Lies 470-479: “The Geneva emotion wheel requires a balance between the different dimensions, and thus for valency, the presence of the same number of positive and negative emotions. Apart from the primary emotions of fear, sadness and anger for the negative emotions, and joy for the positive emotions, which are initially present on the wheel, the emotions of regret, relief, satisfaction and interest were specifically included in the study's emotion wheel, as they were assumed to correspond to emotions that could be aroused by a health event for “regret”, or a care situation for the other positive emotions. It is therefore possible that they are not adapted to other contexts, such as other care situations or countries where common emotional expression differs from France.”
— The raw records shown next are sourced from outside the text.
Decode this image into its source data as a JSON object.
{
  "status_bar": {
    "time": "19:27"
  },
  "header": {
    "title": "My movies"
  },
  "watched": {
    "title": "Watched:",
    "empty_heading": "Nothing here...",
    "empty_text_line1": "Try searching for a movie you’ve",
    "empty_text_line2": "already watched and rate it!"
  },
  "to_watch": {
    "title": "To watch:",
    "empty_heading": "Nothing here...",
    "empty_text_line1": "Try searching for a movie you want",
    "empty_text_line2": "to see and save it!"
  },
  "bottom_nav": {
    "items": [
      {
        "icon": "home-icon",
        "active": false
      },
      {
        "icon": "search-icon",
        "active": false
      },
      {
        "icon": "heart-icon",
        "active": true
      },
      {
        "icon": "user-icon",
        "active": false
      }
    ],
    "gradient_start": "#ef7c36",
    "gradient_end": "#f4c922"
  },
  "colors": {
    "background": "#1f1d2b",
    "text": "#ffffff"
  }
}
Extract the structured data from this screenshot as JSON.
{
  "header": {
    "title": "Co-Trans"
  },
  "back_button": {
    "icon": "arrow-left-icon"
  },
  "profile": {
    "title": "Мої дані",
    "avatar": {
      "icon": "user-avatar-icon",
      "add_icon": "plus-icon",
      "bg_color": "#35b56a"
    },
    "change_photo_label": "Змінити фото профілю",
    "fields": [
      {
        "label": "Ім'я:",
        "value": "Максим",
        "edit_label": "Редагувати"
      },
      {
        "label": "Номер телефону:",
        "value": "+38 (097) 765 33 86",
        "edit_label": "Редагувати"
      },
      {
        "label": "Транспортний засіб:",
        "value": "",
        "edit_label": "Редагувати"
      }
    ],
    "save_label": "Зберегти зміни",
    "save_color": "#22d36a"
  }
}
  1. Comment 2: Positive Emotions in the Emergency Department: The manuscript briefly mentions the presence of strong positive emotions in patients upon entering the emergency department. However, the implications of these findings are underexplored. A more in-depth discussion of how such emotions might affect patient care, healthcare provider-patient interactions, or clinical outcomes could provide additional value and relevance to the study's findings.

Rep 2 : Less emphasis had been placed on positive emotions, whereas we found these results quite interesting. A paragraph on the possible implications of their presence in the emergency context, and particularly of the emotions of relief and interest, as well as future work to be developed on the mid-term clinical consequences, has been added.

Lines 451-460: “ Their presence in an ED context may be a sign that previous negative emotions are giving way to positive ones. However, the dynamics of these emotions could not be observed in our study. Nonetheless, their presence and, in particular, feelings of relief and interest could be interesting clinical indicators. Interest could presage success in the therapeutic alliance with caregivers and better adherence to the care pathway. As for appeasement, its presence is reassuring for both patients and health professionals. It may be the first step towards the resolution of the health problem that brought the patient to the service. Evaluating the association between the presence of positive emotions and recovery would provide further insight into their clinical relevance to health outcomes following a visit to the ED.”

Comment 3: Addressing these points will strengthen the manuscript further and enhance its contribution to the field.

Rep 3: Thanks to the reviewer for all his/her comments, which helped us to enrich the paper. We hope that these responses will enable us to complete it satisfactorily.

Reviewer 2 Report

Comments and Suggestions for Authors

The authors have provided a comprehensive response and addressed my comments. I have no further concerns or feedback and congratulate the authors on this endeavour.

Author Response

Comment: The authors have provided a comprehensive response and addressed my comments. I have no further concerns or feedback and congratulate the authors on this endeavour.

Response: Thanks to the reviewer for all his/her comments, which enriched the paper and his/her positive feedback on our work.

Reviewer 3 Report

Comments and Suggestions for Authors

Thank you for answering to all!

Author Response

Comment: Thank you for answering to all!

Response: Thanks to the reviewer for all his/her comments, which enriched the paper and his/her positive feedback on our work.